Он исхудал и осунулся за время болезни; неровно посаженные карие глаза на бледном лице запали, смотрели тяжело, вопросительно, одежда болталась на костлявых плечах, как на вешалке. Кирсли утверждал, что он здоров, но возражать, упираться у Пейна не было сил.

— Даю вам месяц сроку, — неожиданно сказал Кирсли. — Уходить можете хоть завтра.

Пейн благодарно кивнул головой и закрыл глаза…

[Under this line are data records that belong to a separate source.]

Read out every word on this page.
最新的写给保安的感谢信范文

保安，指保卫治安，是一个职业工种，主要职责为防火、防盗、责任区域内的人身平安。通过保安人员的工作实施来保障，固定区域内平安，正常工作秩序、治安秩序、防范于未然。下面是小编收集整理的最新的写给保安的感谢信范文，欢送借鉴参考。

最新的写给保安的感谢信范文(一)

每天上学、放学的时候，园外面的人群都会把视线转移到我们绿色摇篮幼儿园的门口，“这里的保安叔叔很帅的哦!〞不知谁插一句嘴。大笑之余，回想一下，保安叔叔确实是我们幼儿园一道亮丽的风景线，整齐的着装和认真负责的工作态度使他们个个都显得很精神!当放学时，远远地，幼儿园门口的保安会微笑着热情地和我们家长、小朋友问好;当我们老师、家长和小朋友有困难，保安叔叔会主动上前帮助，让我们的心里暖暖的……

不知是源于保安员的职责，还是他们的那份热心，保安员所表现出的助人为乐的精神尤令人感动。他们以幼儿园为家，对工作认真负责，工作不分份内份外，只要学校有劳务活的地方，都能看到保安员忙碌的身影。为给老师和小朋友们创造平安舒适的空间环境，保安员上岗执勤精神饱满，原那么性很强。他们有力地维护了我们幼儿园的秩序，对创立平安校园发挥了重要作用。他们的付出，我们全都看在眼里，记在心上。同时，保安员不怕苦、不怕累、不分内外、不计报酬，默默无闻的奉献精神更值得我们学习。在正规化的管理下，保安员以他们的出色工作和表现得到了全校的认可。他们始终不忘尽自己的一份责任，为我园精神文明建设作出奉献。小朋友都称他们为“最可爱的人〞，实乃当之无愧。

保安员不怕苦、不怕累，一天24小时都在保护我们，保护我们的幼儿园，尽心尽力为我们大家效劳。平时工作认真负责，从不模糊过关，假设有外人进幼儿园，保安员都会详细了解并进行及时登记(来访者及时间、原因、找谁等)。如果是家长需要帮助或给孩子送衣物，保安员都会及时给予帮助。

Он, должно быть, проспал довольно долго — во всяком случае, врача теперь уже не было рядом, а каморку заполнял мягкий сумеречный свет. В единственное слуховое оконце ему с постели видны были черепичные крыши Филадельфии. За ними, на фоне серого неба, возносился ввысь церковный шпиль, и Томас Пейн увидел, как за окном пошел снег; чистые белые хлопья лениво опускались вниз, потом повалили гуще, быстрее, и, наконец, маленькое окошко задернулось сплошной белой пеленой. В камине тлели угли; Кирсли был человек невредный, он просто устал от бедности, от невежества — все это Пейн мог теперь понять, мог даже посочувствовать ему. В конце концов, Кирсли его вылечил, вернул ему жизнь, а десять фунтов — не такой уж тяжкий камень на шее. К нему возвращались силы; не очень уверенно, но все же чувствуя, что может держаться на ногах, он встал с постели и шагнул к окну. Вот она перед ним, Америка, вот она какая, он глядел на нее в первый раз — церковный шпиль вдалеке, пяток крыш, опушенных белыми хлопьями, пяток прохожих на мощеной улице; город братской любви, Америка, земля, мечта, империя — это и многое другое, передуманное когда-то, вновь прихлынуло к нему вместе с волей к жизни, желанием снова быть самим собой, Томом Пейном. Зимний вечер был так мягок и тих, что защемило сердце; еле слышно зазвонили церковные колокола, и Пейну почудилось, будто люди на улице ускорили шаг.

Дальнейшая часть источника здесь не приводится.